Australias Macquarie profit slips to three year low on asset sale
Australias Macquarie profit slips to three year low on asset sale

Australia’s Macquarie profit slips to three-year low on asset sale pause

SYDNEY (Reuters) -Macquarie Group on Friday reported its lowest half-year profit in three years as costs rose and it paused green asset sales, but it said its performance would pick up in the second half and it had enough excess capital to buy back shares.

The first-half results were a rare miss for the Australian firm, which prides itself on a global breadth stretching from retail banking to offshore wind and commodity trading. The Sydney-based financial conglomerate has not had a steeper first-half profit drop in more than a decade.

Macquarie had already trimmed its earnings forecasts twice since its record fiscal 2023 results announced in May, but the 39% fall in net profit to A$1.42 billion ($913.49 million) for the half ended Sept. 30 was well below a consensus estimate of A$1.77 billion compiled by Citi.

The company’s shares fell as much as 3% in early trading before regaining ground to trade more than 1% higher after an investor earnings call.

The A$892 billion asset management division led the earnings decline, with profits down 71% to A$407 million as costs rose and Macquarie paused green asset sales after a series of big deals last year due to turmoil in renewable energy markets and the need to seed a new fund.

Chief Executive Shemara Wikramanayake told investors Macquarie expected to sell the assets in time without major discounts and to sidestep the problems facing other operators sandwiched between fixed-price contracts agreed in 2020 and 2021 and the subsequent inflation surge.

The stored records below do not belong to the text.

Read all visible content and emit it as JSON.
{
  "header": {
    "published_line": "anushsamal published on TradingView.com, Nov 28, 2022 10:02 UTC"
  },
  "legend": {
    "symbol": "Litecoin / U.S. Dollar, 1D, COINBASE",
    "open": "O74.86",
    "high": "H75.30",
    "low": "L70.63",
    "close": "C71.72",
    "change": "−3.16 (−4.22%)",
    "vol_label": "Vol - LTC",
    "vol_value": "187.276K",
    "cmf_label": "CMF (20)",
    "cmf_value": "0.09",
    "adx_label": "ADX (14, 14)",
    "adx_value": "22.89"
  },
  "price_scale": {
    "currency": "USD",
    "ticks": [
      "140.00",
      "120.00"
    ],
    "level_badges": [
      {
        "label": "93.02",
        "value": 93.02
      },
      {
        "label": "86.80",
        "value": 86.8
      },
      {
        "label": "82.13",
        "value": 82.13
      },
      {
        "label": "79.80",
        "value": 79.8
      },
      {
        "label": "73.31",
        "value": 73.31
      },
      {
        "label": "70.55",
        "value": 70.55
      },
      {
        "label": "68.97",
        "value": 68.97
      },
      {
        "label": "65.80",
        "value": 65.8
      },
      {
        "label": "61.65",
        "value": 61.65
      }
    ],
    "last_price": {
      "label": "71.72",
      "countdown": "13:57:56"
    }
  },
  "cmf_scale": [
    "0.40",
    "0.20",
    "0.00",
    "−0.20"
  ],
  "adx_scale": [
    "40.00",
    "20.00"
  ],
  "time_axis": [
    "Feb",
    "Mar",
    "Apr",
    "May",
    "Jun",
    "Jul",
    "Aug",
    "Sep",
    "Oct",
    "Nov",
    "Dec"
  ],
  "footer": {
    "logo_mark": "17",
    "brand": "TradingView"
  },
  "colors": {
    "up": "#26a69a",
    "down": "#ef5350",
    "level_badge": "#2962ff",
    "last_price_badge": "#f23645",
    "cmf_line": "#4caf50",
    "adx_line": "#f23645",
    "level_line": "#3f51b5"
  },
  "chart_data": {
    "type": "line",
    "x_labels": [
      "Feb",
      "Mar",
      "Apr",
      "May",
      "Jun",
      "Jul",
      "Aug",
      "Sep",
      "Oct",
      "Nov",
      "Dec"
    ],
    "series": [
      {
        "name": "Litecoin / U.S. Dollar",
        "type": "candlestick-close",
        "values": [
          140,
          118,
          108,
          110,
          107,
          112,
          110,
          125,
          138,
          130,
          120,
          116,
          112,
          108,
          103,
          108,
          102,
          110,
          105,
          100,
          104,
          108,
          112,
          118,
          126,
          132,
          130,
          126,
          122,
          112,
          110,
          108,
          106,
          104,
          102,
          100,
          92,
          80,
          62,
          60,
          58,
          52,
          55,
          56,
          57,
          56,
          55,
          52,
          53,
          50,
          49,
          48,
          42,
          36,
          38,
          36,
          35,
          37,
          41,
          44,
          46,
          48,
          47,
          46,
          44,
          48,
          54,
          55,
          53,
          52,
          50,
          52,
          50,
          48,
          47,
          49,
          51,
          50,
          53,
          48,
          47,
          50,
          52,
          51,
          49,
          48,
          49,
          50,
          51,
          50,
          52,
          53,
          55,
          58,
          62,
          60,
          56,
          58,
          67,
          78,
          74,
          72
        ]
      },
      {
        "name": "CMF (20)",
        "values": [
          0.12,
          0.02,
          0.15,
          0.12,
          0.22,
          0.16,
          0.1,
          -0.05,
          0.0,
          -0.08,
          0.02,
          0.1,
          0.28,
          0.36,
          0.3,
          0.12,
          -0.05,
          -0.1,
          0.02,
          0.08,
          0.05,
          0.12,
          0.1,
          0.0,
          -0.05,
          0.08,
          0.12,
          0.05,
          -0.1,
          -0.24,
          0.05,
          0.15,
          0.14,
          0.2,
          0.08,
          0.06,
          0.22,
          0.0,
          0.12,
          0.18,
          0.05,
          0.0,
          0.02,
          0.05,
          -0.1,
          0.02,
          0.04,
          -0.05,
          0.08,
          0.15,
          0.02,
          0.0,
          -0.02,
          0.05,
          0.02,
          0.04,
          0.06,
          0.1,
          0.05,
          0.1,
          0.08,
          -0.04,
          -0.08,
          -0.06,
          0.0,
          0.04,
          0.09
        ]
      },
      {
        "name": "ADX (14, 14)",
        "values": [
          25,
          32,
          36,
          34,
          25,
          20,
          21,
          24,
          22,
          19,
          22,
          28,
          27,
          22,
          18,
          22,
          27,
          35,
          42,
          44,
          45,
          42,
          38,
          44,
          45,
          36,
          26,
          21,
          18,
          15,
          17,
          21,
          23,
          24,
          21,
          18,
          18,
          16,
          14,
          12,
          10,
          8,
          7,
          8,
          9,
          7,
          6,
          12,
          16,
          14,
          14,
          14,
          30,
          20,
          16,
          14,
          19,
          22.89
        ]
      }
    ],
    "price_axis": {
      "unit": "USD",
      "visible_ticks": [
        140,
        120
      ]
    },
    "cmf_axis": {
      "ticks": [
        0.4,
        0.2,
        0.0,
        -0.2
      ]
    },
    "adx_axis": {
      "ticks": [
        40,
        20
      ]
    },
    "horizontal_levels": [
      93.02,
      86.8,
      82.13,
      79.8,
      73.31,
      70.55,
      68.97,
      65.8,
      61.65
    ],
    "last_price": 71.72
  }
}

“Our portfolio we feel comfortable is very different to the situations where these large write-offs have been announced recently,” she said on the earnings call.

“These are operating assets with big (power purchase agreements) earning money and we’re seeing interest in them.”

Macquarie said the asset management division’s income should rebound in the second half to about the A$940 million it reported in the same period last year when it booked asset sales.

The other big decline came in the heavyweight commodities and global markets segment, where profits fell 31% to A$1.4 billion as a degree of normalcy returned to energy markets after the chaos last year unleashed by Russia’s invasion of Ukraine and turbulent weather in North America.

Despite the weaker result, the company’s board approved an on-market share buyback of up to A$2 billion and declared an interim dividend of A$2.55 per share, citing its ability to return excess capital to investors.

UBS said in a note the results would lead markets to further cut earnings forecasts.

“The only silver lining, in our view, is the buyback, which might indicate Macquarie view the stock as undervalued,” UBS said.

The company said fees and commissions at investment banking arm Macquarie Capital were in line with the previous comparable period. Profit fell 28% to A$430 million.

The division guided to full-year transaction activity in line with the prior financial year.

Earnings in the banking and financial services division, home to Australia’s fifth-largest retail mortgage business, were a rare bright spot and rose 10% to A$638 million on the back of loan growth and stronger margins.